New works by Murray Schisgal, Stuart Sherman.; Exercise in comic arithmetic -- and an offbeat look at Hamlet; Hamlet (a Portrait) Theater piece created by and featuring Stuart Sherman

Brevity is the soul of Stuart Sherman's art. So it isn't surprising that his show at the Performing Garage includes a tape-recorded ''sound piece,'' four movies, a stand-up routine, and his version of ''Hamlet,'' all in the space of about 35 minutes.

The heart of the evening is ''Hamlet (A Portrait),'' which Sherman has previously presented in Amsterdam and Paris. While it seems complete in itself, it is part of a ''classical trilogy'' that will also include ''Faust'' (already performed in West Germany) and ''Oedipus.''

Sherman is fascinated with the relationships between meanings, objects, and words. His elegant ''Hamlet'' uses Shakespeare as the launching pad for another exploration of this complicated realm. His props are objects representing different degrees of literal and symbolic meaning. For example, the actors wear a series of masks. The first carries the image of a face; the second shows the skull under the face; the third bears a name rather than a picture; the fourth is a stylized outline; the fifth is blank but retains the shape of the other masks. Similar series - moving from literal meaning to stylized outline, with language at the midpoint - are etched on boxes and implements that figure in the action.

Slowly, as if this were a solemn ritual, Sherman and the other performers work through a set of precise maneuvers involving doors, swords, cubes of plastic and cardboard, and the hand-held tape recorders that often figure in his work. The effect is not very Shakespearean - the play is used as a handy icon, not a drama - but rhythmic, engaging, and witty for all that. Idiosyncratic though he is, Sherman clearly knows a hawk from a handsaw.

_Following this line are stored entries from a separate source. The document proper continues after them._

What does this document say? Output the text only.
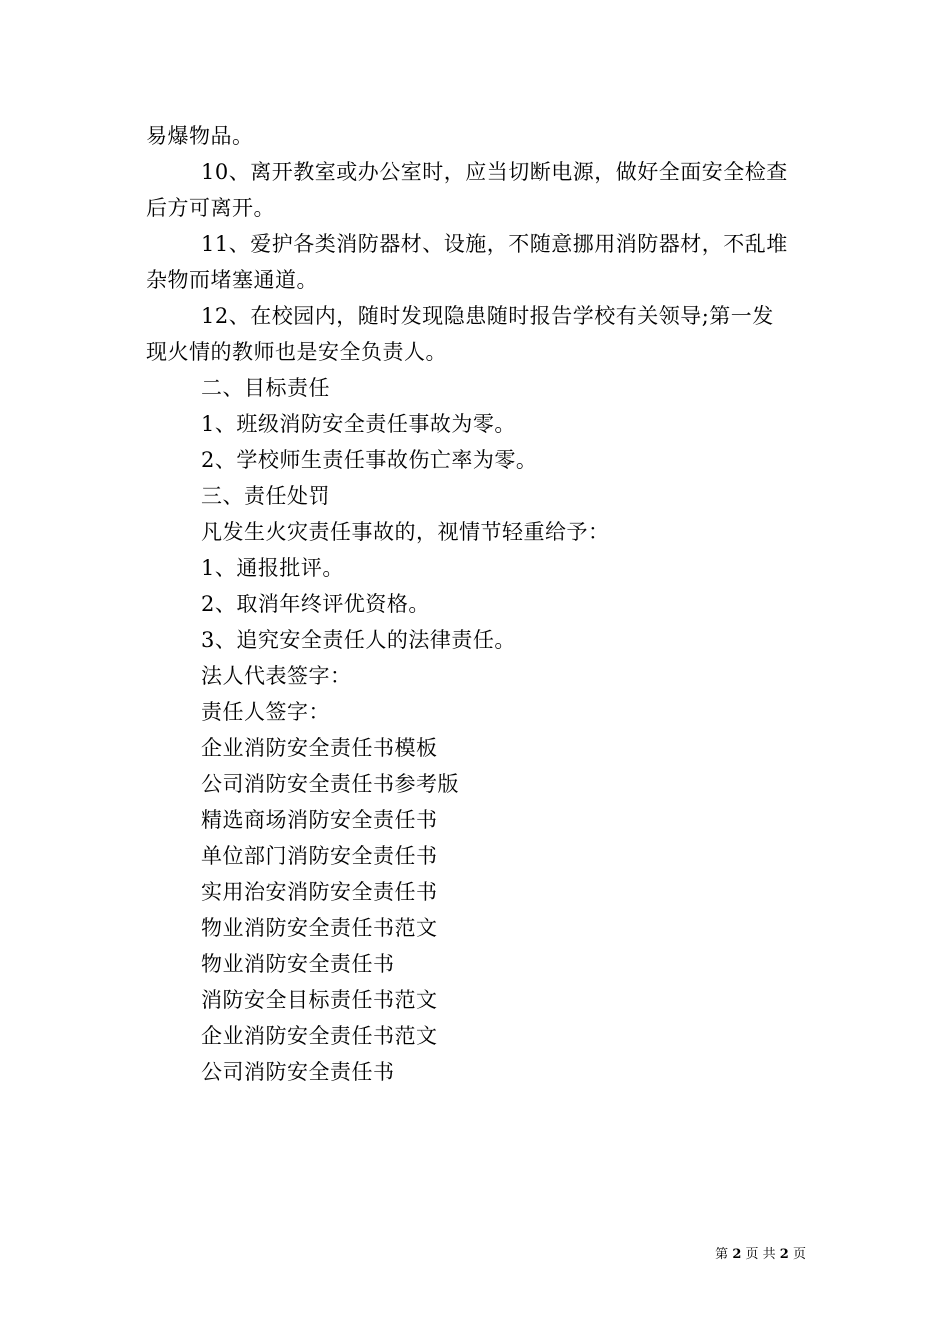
易爆物品。
10、离开教室或办公室时，应当切断电源，做好全面安全检查
后方可离开。
11、爱护各类消防器材、设施，不随意挪用消防器材，不乱堆
杂物而堵塞通道。
12、在校园内，随时发现隐患随时报告学校有关领导;第一发
现火情的教师也是安全负责人。
二、目标责任
1、班级消防安全责任事故为零。
2、学校师生责任事故伤亡率为零。
三、责任处罚
凡发生火灾责任事故的，视情节轻重给予：
1、通报批评。
2、取消年终评优资格。
3、追究安全责任人的法律责任。
法人代表签字：
责任人签字：
企业消防安全责任书模板
公司消防安全责任书参考版
精选商场消防安全责任书
单位部门消防安全责任书
实用治安消防安全责任书
物业消防安全责任书范文
物业消防安全责任书
消防安全目标责任书范文
企业消防安全责任书范文
公司消防安全责任书
第 2 页 共 2 页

The program also includes four movies: ''Bridge Film,'' made in France; the rigorous ''Chess''; and two that reflect Sherman's recent switch to sound - ''Racing'' and ''Typewriting (Pertaining to Stefan Brecht).'' Rounding out the evening were the tape-recorded ''Doors,'' an amusing and evocative bit of earplay, and a preview of Sherman's next one-man ''spectacle,'' to be called ''Time.'' It promises to be another pithy and inventive chapter in Sherman's carefully evolving career.